Cut or rub together flour, salt and shortening until the resulting mixture resembles coarse sand
Preheat the oven to 375°F (190°C).
Roll out the pie crust dough between sheets of wax paper or parchment until about 1/8 inch (3 mm) thick . If the dough sticks to your rolling pin, flour the surface of the rolling pin.
Remove the top sheet of wax paper. Invert a 9-inch (23-cm) pie plate over the dough, and using the bottom sheet of wax paper, flip the dough and plate over so that the dough falls into the pie plate.
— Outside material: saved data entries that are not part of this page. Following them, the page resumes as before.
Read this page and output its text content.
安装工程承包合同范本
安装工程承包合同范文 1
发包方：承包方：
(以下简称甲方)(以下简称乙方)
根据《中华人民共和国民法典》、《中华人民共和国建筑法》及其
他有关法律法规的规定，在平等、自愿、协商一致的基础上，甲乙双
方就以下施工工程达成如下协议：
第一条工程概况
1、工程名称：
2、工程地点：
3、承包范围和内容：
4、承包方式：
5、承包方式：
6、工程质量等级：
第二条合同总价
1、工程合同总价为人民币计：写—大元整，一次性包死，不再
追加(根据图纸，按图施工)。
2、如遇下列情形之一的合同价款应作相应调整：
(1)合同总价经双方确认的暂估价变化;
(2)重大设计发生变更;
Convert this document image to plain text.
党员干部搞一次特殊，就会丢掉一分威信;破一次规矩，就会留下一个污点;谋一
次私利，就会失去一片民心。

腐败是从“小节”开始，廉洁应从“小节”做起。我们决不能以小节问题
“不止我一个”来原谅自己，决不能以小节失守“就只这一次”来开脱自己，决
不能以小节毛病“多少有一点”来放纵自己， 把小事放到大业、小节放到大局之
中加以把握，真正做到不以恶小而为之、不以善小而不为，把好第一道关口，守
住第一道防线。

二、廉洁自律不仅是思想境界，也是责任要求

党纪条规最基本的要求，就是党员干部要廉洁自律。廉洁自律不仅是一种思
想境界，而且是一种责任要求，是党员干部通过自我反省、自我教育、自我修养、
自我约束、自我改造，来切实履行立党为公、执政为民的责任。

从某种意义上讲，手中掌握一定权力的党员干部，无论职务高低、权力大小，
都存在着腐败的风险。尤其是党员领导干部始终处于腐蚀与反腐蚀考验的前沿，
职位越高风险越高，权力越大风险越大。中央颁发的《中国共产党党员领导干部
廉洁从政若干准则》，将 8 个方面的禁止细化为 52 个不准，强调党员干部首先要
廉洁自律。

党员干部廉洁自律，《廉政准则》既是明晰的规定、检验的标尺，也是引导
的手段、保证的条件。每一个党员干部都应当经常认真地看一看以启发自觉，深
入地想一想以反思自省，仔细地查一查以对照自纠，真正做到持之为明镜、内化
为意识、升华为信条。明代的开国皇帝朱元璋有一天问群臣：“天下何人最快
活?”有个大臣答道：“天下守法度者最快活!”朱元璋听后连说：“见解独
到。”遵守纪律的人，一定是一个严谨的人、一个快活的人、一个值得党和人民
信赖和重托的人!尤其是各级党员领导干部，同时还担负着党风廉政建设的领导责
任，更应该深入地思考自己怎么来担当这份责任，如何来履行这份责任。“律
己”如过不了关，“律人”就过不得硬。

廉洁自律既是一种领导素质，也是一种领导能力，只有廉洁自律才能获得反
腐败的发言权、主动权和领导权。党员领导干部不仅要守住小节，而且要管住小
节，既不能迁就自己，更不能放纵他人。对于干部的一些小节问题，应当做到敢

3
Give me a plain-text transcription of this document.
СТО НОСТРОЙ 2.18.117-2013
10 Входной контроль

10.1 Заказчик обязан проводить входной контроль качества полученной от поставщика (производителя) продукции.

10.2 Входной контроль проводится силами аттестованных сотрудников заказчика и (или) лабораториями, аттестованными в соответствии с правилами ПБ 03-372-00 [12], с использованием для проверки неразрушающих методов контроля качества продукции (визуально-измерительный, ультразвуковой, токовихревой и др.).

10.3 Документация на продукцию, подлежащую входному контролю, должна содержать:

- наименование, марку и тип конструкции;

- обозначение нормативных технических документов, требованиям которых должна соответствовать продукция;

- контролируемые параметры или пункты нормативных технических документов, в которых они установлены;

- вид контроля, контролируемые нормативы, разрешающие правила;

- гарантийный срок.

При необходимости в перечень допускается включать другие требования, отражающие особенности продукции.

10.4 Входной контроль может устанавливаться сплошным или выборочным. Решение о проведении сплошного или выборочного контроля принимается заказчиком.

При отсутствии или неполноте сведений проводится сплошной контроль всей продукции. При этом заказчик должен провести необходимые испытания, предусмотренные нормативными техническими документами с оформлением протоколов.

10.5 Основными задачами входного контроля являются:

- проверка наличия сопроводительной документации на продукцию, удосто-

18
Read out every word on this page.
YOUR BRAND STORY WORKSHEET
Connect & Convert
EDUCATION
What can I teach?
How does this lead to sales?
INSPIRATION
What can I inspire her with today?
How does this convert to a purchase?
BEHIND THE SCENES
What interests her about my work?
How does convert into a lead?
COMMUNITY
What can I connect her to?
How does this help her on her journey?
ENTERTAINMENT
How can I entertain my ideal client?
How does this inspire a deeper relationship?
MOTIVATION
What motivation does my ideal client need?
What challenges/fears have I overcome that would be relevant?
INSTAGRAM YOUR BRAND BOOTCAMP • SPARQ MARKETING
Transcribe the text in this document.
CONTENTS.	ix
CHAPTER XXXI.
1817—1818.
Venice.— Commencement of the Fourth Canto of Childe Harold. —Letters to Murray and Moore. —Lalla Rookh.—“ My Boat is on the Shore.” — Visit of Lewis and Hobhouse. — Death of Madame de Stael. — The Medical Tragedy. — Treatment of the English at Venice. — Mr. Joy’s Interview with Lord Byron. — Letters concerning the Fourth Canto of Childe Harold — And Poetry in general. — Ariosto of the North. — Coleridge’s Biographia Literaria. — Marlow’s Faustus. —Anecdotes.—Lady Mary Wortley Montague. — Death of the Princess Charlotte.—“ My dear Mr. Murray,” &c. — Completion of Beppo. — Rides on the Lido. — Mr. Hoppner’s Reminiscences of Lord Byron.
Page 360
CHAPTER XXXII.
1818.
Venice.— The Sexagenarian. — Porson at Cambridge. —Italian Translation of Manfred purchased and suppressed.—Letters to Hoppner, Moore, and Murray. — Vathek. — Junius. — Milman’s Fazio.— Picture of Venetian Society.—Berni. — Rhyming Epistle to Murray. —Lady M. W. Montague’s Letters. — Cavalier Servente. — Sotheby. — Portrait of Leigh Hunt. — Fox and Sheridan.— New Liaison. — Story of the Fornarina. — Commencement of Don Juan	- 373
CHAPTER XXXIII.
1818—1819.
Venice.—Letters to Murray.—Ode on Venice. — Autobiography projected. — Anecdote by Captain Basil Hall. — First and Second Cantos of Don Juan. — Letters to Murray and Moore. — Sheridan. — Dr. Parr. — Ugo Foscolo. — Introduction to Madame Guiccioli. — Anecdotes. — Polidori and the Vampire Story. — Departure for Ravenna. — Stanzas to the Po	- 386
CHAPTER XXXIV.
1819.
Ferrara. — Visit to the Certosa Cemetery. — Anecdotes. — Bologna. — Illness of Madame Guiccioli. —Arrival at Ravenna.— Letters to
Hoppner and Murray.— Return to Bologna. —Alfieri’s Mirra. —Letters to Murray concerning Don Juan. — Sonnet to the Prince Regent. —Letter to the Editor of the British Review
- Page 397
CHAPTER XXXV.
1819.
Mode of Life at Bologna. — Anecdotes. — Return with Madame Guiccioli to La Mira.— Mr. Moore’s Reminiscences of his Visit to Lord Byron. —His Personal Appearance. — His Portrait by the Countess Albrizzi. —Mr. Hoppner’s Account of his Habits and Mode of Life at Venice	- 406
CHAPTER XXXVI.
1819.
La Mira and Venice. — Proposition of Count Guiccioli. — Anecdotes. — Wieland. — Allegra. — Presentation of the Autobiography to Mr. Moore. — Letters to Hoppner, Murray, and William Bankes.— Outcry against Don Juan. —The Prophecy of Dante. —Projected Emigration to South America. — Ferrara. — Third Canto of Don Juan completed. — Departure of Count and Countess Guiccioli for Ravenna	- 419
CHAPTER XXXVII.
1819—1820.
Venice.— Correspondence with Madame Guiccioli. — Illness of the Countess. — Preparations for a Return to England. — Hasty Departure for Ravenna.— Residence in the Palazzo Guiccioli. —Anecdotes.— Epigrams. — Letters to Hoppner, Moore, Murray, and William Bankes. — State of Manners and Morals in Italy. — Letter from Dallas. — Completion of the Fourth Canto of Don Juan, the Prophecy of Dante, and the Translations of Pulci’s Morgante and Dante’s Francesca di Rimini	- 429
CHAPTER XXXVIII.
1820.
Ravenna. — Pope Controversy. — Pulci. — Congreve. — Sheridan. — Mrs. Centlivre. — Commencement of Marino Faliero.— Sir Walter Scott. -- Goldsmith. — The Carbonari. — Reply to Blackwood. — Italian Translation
Using a knife or kitchen sheers, trim excess dough from around the edges of the pie plate leaving approximately a ½ border around the rim. Fold over this border onto the rim of the pie plate and crimp by pinching it between your fingers.
In a large bowl, mix the pumpkin and egg together thoroughly. Stir in the sugar, salt and spices, followed by the evaporated milk.
Pour the pumpkin mixture into your pie crust. Place on a baking tray or cookie sheet and bake for 15 minutes at 425°F (220°C).
Reduce the heat to 350°F (180°C) and bake until a knife or skewer inserted in the center of the pie comes out clean -- 40-50 minutes.
As the pie cools it will finish setting.